The Russia Services Business Activity Index shrank to 43.9 in January, the lowest since May 2009, from 45.8 in December, according to data released by HSBC Holdings Plc and Market Economics on Wednesday. A reading below 50 signals contraction.
The world's biggest energy exporter is entering its first recession in six years as low oil prices compound damage from penalties imposed by the US and the European Union over the country's role in the Ukrainian conflict. Russia must prepare for a hard lending as the crisis may be worse than in 2008-2009, First Deputy Prime Minister Igor Shuvalov said last month.
"Firms again linked cost pressures to the rouble crisis as well as higher rents, fuel costs and interest rates," HSBC said in the report.
The rouble slid 13 per cent in January, after plunging 46 per cent last year.
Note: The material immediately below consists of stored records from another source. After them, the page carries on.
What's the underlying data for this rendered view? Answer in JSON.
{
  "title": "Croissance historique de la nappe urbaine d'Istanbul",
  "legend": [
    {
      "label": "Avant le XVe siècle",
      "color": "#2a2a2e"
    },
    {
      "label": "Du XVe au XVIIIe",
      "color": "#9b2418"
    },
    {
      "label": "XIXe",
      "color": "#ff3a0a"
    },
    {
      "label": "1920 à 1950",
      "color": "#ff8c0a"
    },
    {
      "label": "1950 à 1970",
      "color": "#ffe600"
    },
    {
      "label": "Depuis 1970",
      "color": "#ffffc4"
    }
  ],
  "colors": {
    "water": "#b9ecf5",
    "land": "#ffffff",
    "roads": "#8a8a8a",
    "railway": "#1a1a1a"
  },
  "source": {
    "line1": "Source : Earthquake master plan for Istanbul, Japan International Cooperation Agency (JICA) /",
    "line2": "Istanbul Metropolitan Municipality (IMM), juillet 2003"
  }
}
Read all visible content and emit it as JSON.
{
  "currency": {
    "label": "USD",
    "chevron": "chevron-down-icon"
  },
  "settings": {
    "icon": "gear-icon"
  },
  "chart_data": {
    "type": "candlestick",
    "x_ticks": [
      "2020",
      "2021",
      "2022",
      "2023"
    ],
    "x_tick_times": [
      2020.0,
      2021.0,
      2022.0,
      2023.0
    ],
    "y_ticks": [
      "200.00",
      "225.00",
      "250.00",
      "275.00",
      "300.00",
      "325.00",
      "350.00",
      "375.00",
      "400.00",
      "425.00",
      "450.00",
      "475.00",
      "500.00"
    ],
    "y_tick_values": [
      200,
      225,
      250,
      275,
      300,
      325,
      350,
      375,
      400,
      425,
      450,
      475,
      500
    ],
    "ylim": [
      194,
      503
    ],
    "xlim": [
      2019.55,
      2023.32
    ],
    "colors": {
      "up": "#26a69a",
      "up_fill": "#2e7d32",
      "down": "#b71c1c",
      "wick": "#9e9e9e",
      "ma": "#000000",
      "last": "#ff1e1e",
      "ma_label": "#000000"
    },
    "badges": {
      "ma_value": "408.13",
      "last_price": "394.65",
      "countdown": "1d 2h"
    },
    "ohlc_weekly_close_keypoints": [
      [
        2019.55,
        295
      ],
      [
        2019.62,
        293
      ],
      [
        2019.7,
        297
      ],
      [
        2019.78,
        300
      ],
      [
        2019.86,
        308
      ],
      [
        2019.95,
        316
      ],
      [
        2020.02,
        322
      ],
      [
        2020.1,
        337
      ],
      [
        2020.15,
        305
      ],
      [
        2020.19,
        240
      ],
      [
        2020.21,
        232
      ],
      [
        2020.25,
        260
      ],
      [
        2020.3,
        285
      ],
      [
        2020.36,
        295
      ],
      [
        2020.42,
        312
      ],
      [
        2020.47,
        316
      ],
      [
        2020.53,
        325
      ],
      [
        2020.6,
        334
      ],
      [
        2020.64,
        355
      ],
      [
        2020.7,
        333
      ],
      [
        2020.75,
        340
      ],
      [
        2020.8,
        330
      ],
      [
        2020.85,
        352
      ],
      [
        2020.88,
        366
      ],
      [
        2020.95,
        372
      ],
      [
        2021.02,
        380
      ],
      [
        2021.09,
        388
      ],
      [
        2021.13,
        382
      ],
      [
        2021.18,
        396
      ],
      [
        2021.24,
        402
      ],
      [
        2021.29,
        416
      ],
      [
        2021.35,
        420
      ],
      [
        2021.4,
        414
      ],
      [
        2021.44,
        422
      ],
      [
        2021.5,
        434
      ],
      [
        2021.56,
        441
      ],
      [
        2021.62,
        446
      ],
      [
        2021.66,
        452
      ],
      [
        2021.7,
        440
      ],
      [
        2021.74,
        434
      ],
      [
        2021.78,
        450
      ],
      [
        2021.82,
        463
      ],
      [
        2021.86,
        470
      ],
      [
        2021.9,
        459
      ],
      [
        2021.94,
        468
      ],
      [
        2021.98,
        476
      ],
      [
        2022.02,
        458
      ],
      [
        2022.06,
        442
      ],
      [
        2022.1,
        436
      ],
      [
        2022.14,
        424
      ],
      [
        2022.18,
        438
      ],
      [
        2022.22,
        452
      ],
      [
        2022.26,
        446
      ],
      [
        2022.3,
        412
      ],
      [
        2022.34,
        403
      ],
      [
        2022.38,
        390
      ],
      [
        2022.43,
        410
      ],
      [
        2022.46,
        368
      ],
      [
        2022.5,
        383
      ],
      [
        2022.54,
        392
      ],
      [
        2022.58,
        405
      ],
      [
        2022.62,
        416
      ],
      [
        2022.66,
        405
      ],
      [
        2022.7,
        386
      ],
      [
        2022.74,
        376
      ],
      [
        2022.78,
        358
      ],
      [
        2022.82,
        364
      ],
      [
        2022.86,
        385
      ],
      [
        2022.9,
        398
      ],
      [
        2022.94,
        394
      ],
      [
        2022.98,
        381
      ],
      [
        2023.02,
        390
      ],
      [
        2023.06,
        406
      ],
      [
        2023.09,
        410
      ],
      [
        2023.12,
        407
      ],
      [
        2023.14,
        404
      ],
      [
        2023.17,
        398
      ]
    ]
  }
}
The rouble traded up less than 0.1 per cent at 65.1250 against the US dollar by 10:35am in Moscow, rallying this week after the central bank unexpectedly cut its benchmark rate Friday.
Policy makers, led by Governor Elvira Nabiullina, reduced the key rate by 200 basis points from 17 per cent, an 11-year high, following calls from officials and business leaders, including billionaire Oleg Deripaska and VTB Group head Andrey Kostin, to ease borrowing costs and aid the cooling economy.
Gross domestic product may contract 3 per cent this year if the oil price averages US$50 per barrel, Economy Minister Alexei Ulyukayev said Jan 3. Retail sales may contract 8 per cent, while investment in productive capacities are seen shrinking 13 per cent, according to Ulyukayev.
Manufacturing is also suffering, with the Purchasing Managers' Index contracting 47.6 last month, the lowest since June 2009, from 48.9 in December, HSBC said on Monday.